Майкл Слакман приводит слова иранского ученого, много лет прожившего в Англии и Соединенных Штатах, профессора Киан Таджбахша:
«Да» на Западе означает «да». В Иране это может означать «может быть» или даже «нет». Иранцы знают, что слова их собеседника не обязательно означают то, что на деле подразумевается. Это создает богатую, многомерную лингвистическую культуру, в которой люди привыкли иметь дело с нюансами. С другой стороны, такой язык непригоден для политического дискурса. В европейских языках 70% слов денотативны, в персидском – 80% слов коннотативны.
Денотация, коннотация – термины как лингвистики, так и современной логики; упрощенно, первое – это отнесение к прямому значению понятия, выражаемого словом, второе – смысловое поле, в котором присутствует многообразные оттенки, ассоциации, возникающие вокруг какого-нибудь понятия или слова. Это как бы прямой смысл и метафора. Майкл Слакман продолжает:
Американцы говорят так, что их слова прямо означают цель их высказывания. Иранцы же – поэты, они употребляют слова так, как будто это краски – оттенки, нюансы, скрытые значения. Вы хвалите человека, но это не означает, что он вам нравится. Вы приглашаете его к себе, но отнюдь не хотите, чтобы он пришел. Вы что-то обещаете, но это не значит, что вы исполните обещанное. Иранцы понимают это.

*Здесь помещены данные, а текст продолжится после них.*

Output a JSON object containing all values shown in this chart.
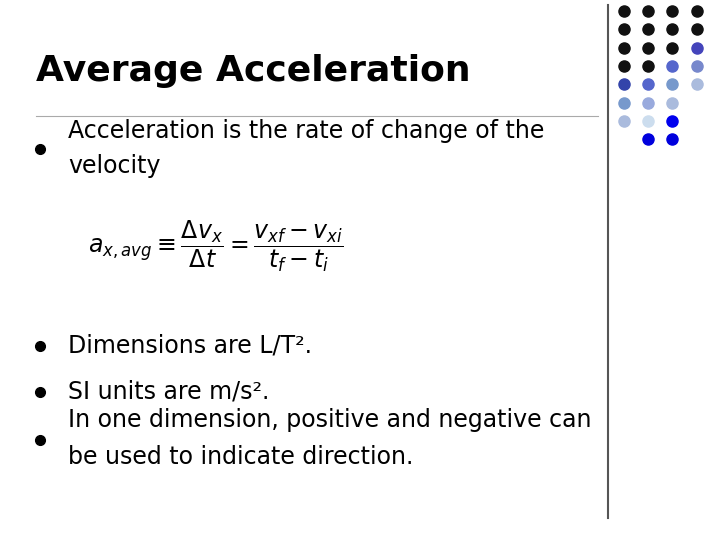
{
  "title": "Average Acceleration",
  "title_fontsize": 26,
  "bg_color": "#ffffff",
  "text_color": "#000000",
  "bullet1_text1": "Acceleration is the rate of change of the",
  "bullet1_text2": "velocity",
  "bullet2_text": "Dimensions are L/T².",
  "bullet3_text": "SI units are m/s².",
  "bullet4_text1": "In one dimension, positive and negative can",
  "bullet4_text2": "be used to indicate direction.",
  "font_size_body": 17,
  "dot_pattern": {
    "rows": 8,
    "cols": 4,
    "colors": [
      [
        "#111111",
        "#111111",
        "#111111",
        "#111111"
      ],
      [
        "#111111",
        "#111111",
        "#111111",
        "#111111"
      ],
      [
        "#111111",
        "#111111",
        "#111111",
        "#4444bb"
      ],
      [
        "#111111",
        "#111111",
        "#5566cc",
        "#7788cc"
      ],
      [
        "#3344aa",
        "#5566cc",
        "#7799cc",
        "#aabbdd"
      ],
      [
        "#7799cc",
        "#99aadd",
        "#aabbdd",
        "#ffffff"
      ],
      [
        "#aabbdd",
        "#ccddee",
        "#0000ee",
        "#ffffff"
      ],
      [
        "#ffffff",
        "#0000dd",
        "#0000dd",
        "#ffffff"
      ]
    ]
  }
}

Интересное получается сочетание – поэзия и ложь. Нужно быть Смердяковым, сказавшим в отрочестве, когда его обучали грамоте и заставляли читать «Вечера на хуторе близ Диканьки»: всё про неправду написано. Можно и Пикассо вспомнить, сказавшего: искусство – это ложь, которая правдивее правды. Или Горького: в мемуарах Ходасевича приведен случай, когда Горький уверял одного посетителя, зная, что отец его расстрелян, — что тот жив. Горький вообще был лгун, и ненавидел себя за это, поэтому всячески отрекался от своего величайшего создания старца Луки из пьесы «На дне». «Честь безумцу, который навеет человечеству сон золотой» — метафизический эпиграф пьесы. Чуковский писал в дневнике в 1919 году, что Горький, как всякий талантливый русский человек, любит лгать, говорит одному то, что не скажет другому, и наоборот. Тут мы видим непозволительность поэтического мировоззрения в житейских отношениях. Но иранцы, как нам объяснили, — поэты. Религия тоже ведь форма поэтического сознания, ее язык насквозь метафоричен. Вспомните библейский рассказ о семи днях творения или Христа. В религии даже простые гигиенические или кулинарные правила приобретают сакральный смысл религиозных законов — все эти омовения и опресноки. Религиозный фанатизм, овладевший нынешним Ираном, — это некая поэтическая регрессия, исходящая из самого духа языка, главного орудия поэзии. Это не значит, что на Западе нет поэзии, это значит, что западные люди поняли неуместность поэтического мироотношения в практических делах. Если угодно, это и есть прогресс.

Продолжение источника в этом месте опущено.